Я кивнула. Я не сомневалась, что и сама сумею ее найти, но не собиралась говорить об этом копу.
– Она поправится, – заверил он. – Ее сильно помяло, но, судя по всему, раны не смертельные.
Помяло? Да, наверное, машина на скорости может помять человека, как трактор траву. Я понимала, что он хочет меня подбодрить, но чем больше он говорил, тем сильнее мне хотелось расплакаться. Лучше бы он заткнулся.
– Она жертва, но в то же время и ключевая свидетельница, – продолжал он. – Она должна поправиться и помочь нам поймать виновника!
Он посмотрел на меня в зеркало заднего вида, и мне пришлось кивнуть. Никогда раньше я не представляла маму в качестве жертвы. Или ключевой свидетельницы. Или вдовы. А теперь, похоже, и представлять не надо было.
Перед нами остановилась машина. Болтливый коп щелкнул рычажком, и пиликнула сирена – прочь с дороги! Я понимала, что он просто выделывается, но мне хотелось побыстрее выбраться из этой вонючей машины, и я с благодарностью принимала все, что этому способствовало.
Я опустила взгляд на телефон. Приложение видеорегистратора находилось в правом нижнем углу экрана. Я вспомнила, как папа спросил, какой поставить пароль. Но не помнила, что ему ответила и ответила ли вообще.
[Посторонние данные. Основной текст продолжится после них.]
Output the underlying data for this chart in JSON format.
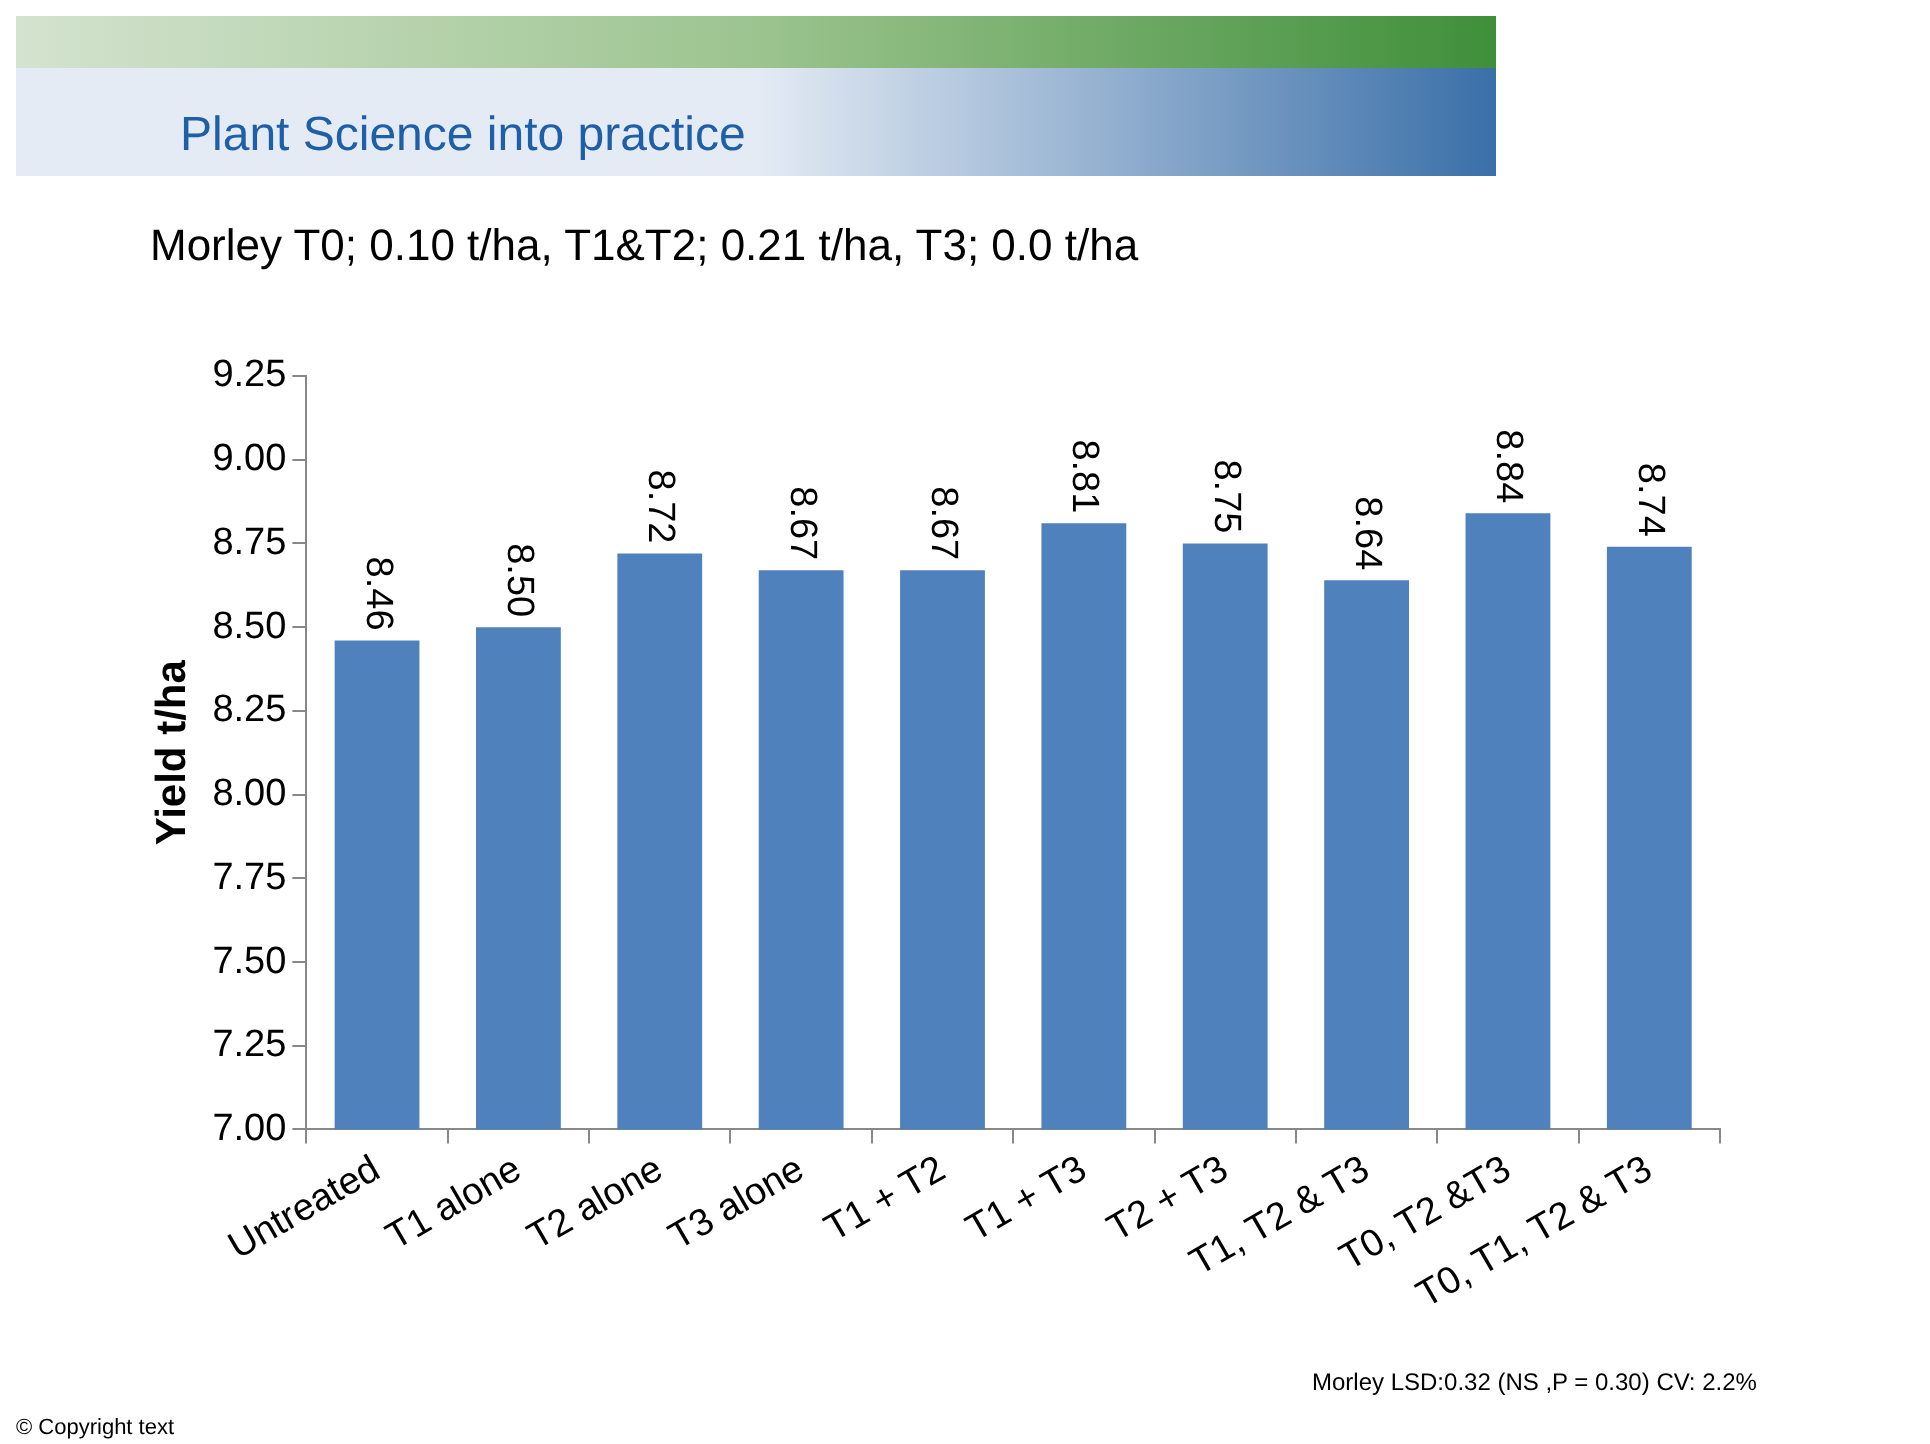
{
  "chart_data": {
    "type": "bar",
    "subtitle": "Plant Science into practice",
    "title": "Morley T0; 0.10 t/ha, T1&T2; 0.21 t/ha, T3; 0.0 t/ha",
    "ylabel": "Yield t/ha",
    "categories": [
      "Untreated",
      "T1 alone",
      "T2 alone",
      "T3 alone",
      "T1 + T2",
      "T1 + T3",
      "T2 + T3",
      "T1, T2 & T3",
      "T0, T2 &T3",
      "T0, T1, T2 & T3"
    ],
    "values": [
      8.46,
      8.5,
      8.72,
      8.67,
      8.67,
      8.81,
      8.75,
      8.64,
      8.84,
      8.74
    ],
    "value_labels": [
      "8.46",
      "8.50",
      "8.72",
      "8.67",
      "8.67",
      "8.81",
      "8.75",
      "8.64",
      "8.84",
      "8.74"
    ],
    "color": "#4f81bd",
    "ylim": [
      7,
      9.25
    ],
    "yticks": [
      {
        "value": 7,
        "label": "7.00"
      },
      {
        "value": 7.25,
        "label": "7.25"
      },
      {
        "value": 7.5,
        "label": "7.50"
      },
      {
        "value": 7.75,
        "label": "7.75"
      },
      {
        "value": 8,
        "label": "8.00"
      },
      {
        "value": 8.25,
        "label": "8.25"
      },
      {
        "value": 8.5,
        "label": "8.50"
      },
      {
        "value": 8.75,
        "label": "8.75"
      },
      {
        "value": 9,
        "label": "9.00"
      },
      {
        "value": 9.25,
        "label": "9.25"
      }
    ],
    "annotations": [
      "Morley LSD:0.32  (NS ,P = 0.30) CV: 2.2%",
      "© Copyright text"
    ]
  }
}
Я немного испугалась – вдруг коп спросит, а я не помню?
– Вот и приехали, – заявил он, сворачивая с шоссе. Раньше я никогда не входила в больницу через дверь для скорой помощи. Пятном крови на холодной бетонной стене алели заглавные буквы: «Скорая помощь». Я думала, народу здесь будет побольше, мне казалось, в больницах все, как в медицинских сериалах, и я ожидала увидеть отделение, полное снующих туда-сюда врачей. Но там оказался только один человек, охранник, он сидел на пластиковом стуле, уставившись в телефон, и даже не взглянул на нас.
Машина дернулась и встала на обочине. Я даже не пыталась открыть дверь – ручки все равно не было.
– Секунду, солнышко, – сказал коп, щелкнув ремнем безопасности.
Пока он огибал машину, чтобы меня выпустить, я убрала телефон. Еще будет время рассказать про видеорегистратор, мне не хотелось это делать, пока мама лежит одна на больничной койке.
Он открыл мне дверь, и я, вылезая из машины, подчеркнуто вежливо поблагодарила его. На сверкающей именной табличке значилось «Келлог». Прямо как хлопья для завтрака. Выпирающий пивной живот натянул ткань у нижних пуговиц рубашки, и в получившихся отверстиях виднелись два кругляшка голой кожи. День был душный, и я помню, как подумала, насколько, наверное, паршиво ходить в одежде из полиэстера, особенно когда она тебе мала на два размера.
– Не волнуйся, – сказал Келлог. – Мы найдем того, кто это сделал.